Here is the RenmoteConnection example from the proposal, updated for groups.
class RemoteConnection {
constructor(transport) {
this.transport = transport; // the low-level communication channel
const executor = remoteId => this.dropRef(remoteId);
this.remotesGroup = new WeakReferenceGroup(executor);
this.remotes = new Map(); // map from id to weakRef
// ... more construction
}
// Create a remote reference for a remote return result. Setup
// finalization to clean up after it if it is garbge collected.

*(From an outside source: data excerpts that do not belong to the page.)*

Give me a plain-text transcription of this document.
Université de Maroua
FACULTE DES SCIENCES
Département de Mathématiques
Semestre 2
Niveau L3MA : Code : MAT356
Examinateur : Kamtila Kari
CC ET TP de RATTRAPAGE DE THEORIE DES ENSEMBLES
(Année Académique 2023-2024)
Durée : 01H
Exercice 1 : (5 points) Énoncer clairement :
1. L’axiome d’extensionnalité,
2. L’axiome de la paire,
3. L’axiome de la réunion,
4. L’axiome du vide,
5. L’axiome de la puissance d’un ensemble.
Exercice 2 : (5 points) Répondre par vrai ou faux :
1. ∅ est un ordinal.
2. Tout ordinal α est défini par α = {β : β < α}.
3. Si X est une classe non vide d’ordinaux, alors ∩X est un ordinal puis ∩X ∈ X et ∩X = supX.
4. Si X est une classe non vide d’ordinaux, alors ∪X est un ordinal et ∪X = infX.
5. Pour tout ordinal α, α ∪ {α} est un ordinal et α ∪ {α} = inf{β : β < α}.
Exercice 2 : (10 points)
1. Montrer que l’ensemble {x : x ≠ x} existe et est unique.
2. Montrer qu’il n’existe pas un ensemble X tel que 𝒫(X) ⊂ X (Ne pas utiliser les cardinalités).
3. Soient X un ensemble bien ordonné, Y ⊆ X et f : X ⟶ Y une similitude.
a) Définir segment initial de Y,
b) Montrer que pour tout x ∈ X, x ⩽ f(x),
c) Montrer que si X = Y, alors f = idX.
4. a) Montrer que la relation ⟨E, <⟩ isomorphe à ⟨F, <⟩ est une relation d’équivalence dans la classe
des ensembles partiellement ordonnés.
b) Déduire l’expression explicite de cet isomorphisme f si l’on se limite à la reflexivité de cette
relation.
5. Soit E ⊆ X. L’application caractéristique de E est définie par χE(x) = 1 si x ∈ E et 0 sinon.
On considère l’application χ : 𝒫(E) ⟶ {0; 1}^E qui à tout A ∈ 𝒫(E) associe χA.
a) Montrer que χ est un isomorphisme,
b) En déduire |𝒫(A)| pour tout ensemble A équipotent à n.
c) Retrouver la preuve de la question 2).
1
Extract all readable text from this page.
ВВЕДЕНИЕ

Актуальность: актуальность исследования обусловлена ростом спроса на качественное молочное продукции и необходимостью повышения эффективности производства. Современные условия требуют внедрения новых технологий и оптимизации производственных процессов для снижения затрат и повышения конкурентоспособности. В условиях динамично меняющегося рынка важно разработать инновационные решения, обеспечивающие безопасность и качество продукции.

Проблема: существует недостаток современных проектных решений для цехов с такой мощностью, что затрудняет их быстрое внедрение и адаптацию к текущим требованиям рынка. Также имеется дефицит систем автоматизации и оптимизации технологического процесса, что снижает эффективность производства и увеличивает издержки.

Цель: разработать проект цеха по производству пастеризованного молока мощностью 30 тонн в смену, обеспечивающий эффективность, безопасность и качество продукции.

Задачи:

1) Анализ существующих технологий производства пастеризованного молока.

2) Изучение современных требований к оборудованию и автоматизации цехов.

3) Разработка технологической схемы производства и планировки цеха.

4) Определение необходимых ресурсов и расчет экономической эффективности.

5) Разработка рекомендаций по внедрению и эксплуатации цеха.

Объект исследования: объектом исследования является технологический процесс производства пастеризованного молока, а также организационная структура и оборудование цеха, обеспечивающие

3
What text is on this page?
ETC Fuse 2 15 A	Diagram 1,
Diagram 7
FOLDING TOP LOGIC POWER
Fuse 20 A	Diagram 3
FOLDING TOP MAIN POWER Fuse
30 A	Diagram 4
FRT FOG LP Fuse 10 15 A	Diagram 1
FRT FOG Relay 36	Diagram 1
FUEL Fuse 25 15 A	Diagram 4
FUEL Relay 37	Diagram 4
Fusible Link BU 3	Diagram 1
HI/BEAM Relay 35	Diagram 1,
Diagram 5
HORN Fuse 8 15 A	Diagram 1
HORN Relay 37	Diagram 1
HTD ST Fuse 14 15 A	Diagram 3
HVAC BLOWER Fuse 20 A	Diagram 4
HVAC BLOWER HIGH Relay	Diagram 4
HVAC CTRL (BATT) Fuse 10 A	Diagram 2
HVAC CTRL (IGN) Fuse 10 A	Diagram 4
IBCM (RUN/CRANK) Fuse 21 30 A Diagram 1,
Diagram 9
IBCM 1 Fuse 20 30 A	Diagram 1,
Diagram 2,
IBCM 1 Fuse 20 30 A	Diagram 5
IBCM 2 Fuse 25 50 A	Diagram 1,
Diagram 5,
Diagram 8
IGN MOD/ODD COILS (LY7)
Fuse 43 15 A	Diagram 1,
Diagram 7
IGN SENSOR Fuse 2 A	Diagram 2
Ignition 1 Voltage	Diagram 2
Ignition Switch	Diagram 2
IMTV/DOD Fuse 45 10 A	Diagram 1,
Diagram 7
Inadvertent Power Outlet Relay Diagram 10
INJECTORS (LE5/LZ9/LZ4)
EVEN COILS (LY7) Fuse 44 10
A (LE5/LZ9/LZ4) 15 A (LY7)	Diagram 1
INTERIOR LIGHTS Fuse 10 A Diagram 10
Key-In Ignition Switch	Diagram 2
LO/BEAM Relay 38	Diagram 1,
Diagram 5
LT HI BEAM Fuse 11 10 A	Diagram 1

makeResultRemoteRef(remoteId) {
let remoteRef = ???; // remoteRef construction elided
this.remotes.set(remoteId, this.remotesGroup.makeRef(remoteRef, remoteId));
return remoteRef;
}
// The remote reference object has been garbage collected. Discard
// the associated bookeeping and notify the server that it is no
// longer referenced.
dropRef(remoteId) {
this.transport.send("DROP", remoteId);
this.remotes.delete(remoteId);
}
// Send a batch of drop refs all at once.
// Called every 100 message or some such.
sendDrops() {
const drops = [];
this.remotesGroup.manuallyFinalize((weakref, remoteId) => {
drops.push(remoteId);
this.remotes.delete(remoteId);
}
if (drops.length > 0) {
this.transport.send("DROP_MANY", drops);
}
}
}Thsi approach also addresses the security issue around the WeakRef constructor avaialbility, without requiring additional support in class construction. Pseudo-code that specifies the semantics of WeakRef constructor:
class WeakRef {
...
}
const realWeakRef = WeakRef;
// Hide the WeakRef constructor so that WeakRefs can only
// be created a part of a group
function WeakRef() { throw ... }
WeakRef.prototype = realWeakRef.prototype;
WeakRef.prototype.constructor = WeakRef;
class WeakRefGroup {
constructor(executor, optName) {
this.executor = executor;
this.name = optName;
}
makeRef(target, holdings) {
return realWeakRef(target, this, holdings);
}
...
}
// export only the WeakRefGroup
// the WeakRef class is available but not interesting
export default WeakRefGroup;